Find an initial translation for the image by scrolling through the moving image volume.

slice_index_interface = gui.MultiImageDisplay(
    [fixed_image_slice, moving_image],
    title_list=["fixed image", "moving image"],
    figure_size=(8, 4),
    window_level_list=[ct_window_level, mr_window_level],
    intensity_slider_range_percentile=[0, 100],
);

# Align the center of the fixed image slice to the center of the user selected moving image slice
selected_slice_index = slice_index_interface.slider_list[1].value
# FOR TESTING: next line sets a value for the selected slice, comment out when you actually want to work.
selected_slice_index = moving_image.GetDepth() // 2
moving_image_slice_center = moving_image.TransformContinuousIndexToPhysicalPoint(
    [
        (moving_image.GetWidth() - 1) / 2,
        (moving_image.GetHeight() - 1) / 2,
        selected_slice_index,
    ]
)
initial_transform.SetTranslation(
    [m - f for m, f in zip(moving_image_slice_center, fixed_image_center)]
)

gui.RegistrationPointDataAquisition(
    fixed_image_slice,
    moving_image,
    figure_size=(8, 4),
    known_transformation=initial_transform,
    fixed_window_level=ct_window_level,
    moving_window_level=mr_window_level,
);

Now that we have our initial transformation, mapping the slice to volume, we can run the final registration step. As we utilize multi-resolution registration, it includes image smoothing when creating the pyramid. This will cause the SmoothingRecursiveGaussianImageFilter to throw an exception as it expects images to have at least four pixels in each dimension and we only have one pixel in the z axis. In the code below we remedy this by expanding our image in the z-direction using the ExpandImageFilter. This filter utilizes interpolation to increase the image's pixel count while maintaining its spatial extent. This means that when we increase the number of pixels the spacing between them will decrease. As a reminder, an image's physical region extends 0.5*spacing beyond the first and last pixel locations.
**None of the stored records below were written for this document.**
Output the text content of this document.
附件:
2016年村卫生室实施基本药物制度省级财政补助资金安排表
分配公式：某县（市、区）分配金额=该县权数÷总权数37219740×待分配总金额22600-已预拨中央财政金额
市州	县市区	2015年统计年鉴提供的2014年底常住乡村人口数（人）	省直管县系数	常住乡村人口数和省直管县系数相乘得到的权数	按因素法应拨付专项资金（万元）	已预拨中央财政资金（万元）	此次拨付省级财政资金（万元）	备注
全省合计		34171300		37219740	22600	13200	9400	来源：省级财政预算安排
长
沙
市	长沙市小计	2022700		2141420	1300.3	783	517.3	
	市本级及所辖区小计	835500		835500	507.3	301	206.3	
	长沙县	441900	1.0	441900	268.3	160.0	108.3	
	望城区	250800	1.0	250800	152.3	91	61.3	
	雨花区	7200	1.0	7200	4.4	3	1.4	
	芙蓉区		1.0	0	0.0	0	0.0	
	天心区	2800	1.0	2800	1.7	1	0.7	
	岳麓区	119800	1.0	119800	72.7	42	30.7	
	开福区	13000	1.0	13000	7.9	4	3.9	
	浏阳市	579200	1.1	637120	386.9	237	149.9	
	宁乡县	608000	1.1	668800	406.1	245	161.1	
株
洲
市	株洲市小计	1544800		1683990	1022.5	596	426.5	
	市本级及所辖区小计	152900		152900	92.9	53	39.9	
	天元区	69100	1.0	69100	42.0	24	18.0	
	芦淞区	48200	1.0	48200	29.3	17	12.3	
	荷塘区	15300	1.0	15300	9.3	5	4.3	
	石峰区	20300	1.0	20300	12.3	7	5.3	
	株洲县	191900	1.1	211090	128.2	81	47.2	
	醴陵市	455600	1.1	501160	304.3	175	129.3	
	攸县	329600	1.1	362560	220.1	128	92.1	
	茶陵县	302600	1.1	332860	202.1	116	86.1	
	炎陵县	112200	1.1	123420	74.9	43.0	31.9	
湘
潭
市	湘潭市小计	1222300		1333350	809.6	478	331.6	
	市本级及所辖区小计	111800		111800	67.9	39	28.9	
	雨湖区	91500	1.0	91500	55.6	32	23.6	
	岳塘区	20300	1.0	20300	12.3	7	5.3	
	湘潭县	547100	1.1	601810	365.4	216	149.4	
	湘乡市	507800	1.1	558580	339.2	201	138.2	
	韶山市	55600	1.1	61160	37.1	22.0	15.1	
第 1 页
expanded_fixed_image_slice = sitk.Expand(fixed_image_slice, [1, 1, 4], sitk.sitkLinear)

# Don't trust us, confirm that the expanded_fixed_image_slice and fixed_image_slice occupy the same
# region in physical space.

final_transform, _ = multires_registration(
    expanded_fixed_image_slice, moving_image, initial_transform
)
gui.RegistrationPointDataAquisition(
    fixed_image_slice,
    moving_image,
    figure_size=(8, 4),
    known_transformation=final_transform,
    fixed_window_level=ct_window_level,
    moving_window_level=mr_window_level,
);

Final metric value: -0.720491693104944
Optimizer's stopping condition, GradientDescentOptimizerv4Template: Convergence checker passed at iteration 43.